Scanners
Jim Emerson
|
2007-01-08
The great Rufus Thomas, the World's Oldest Finest Teenager, does "The Breakdown" (follow-up to "The Contrarian").
"I enjoy the occasional flaying of a sacred cow."
-- anonymous movie critic
Can your monkey do the dog
Can your monkey do the dog
Well, my dog can monkey
just like you
But can your monkey do the do the do the
dog like I do?
-- Rufus Thomas
The first thing you'll notice about an auto-contrarian (or reactionary) piece, whether it's an op-ed column or a movie review, is that it doesn't so much try to build a point-by-point rebuttal or counter-argument. Instead, it prefers to disparage something or someone by association, by making ad hominem attacks on (real or imagined) supporters of whatever it scorns.

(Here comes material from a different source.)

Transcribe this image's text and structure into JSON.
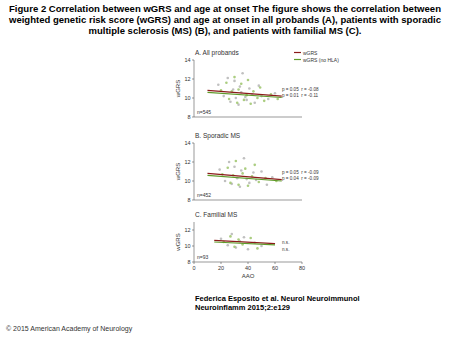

So, for instance, when Stephen Metcalf writes a "What's All This, Then?" piece tearing down "The Searchers," he first attributes the film's reputation not to any merits it may or may not possess as a film, but simply to his generalizations about people who like it. Then he derides them as "film geeks," "nerd cultists," "critics whose careers emerged out of the rise of film studies as a discrete and self-respecting academic discipline," and filmmakers such as Martin Scorsese, Paul Schrader, Francis Ford Coppola, John Milius and George Lucas, whom he labels "well-credentialed nerds." So, you get the idea. Rather than make observations about the movie itself, you insult those who admire the movie and use that to smear the movie. It's a schoolyard tactic: If you like "The Searchers," you're a nerd! Notice how the discussion is no longer about the movie, but about who Metcalf thinks is a nerd. (And never mind that "The Searchers" is a "termite" movie : Critically overlooked/dismissed as just another western when it was released, it's a movie that grew in stature over time, as more critics and moviegoers got to see and evaluate it.)
If Metcalf had written a piece that dissected "The Searchers" from a new angle, that demonstrated what the film does (or fails to do) and why he felt that was or was not a worthy achievement, then I might have enjoyed his flailing of a sacred cow, too -- even if it didn't persuade me to change my own view of the cow. Moo. I find this sort of thing happens rather often, where I'll read a critic's take on a movie and think: "Wow, I'd probably feel the same way if I saw that movie, but that's just not the movie I experienced."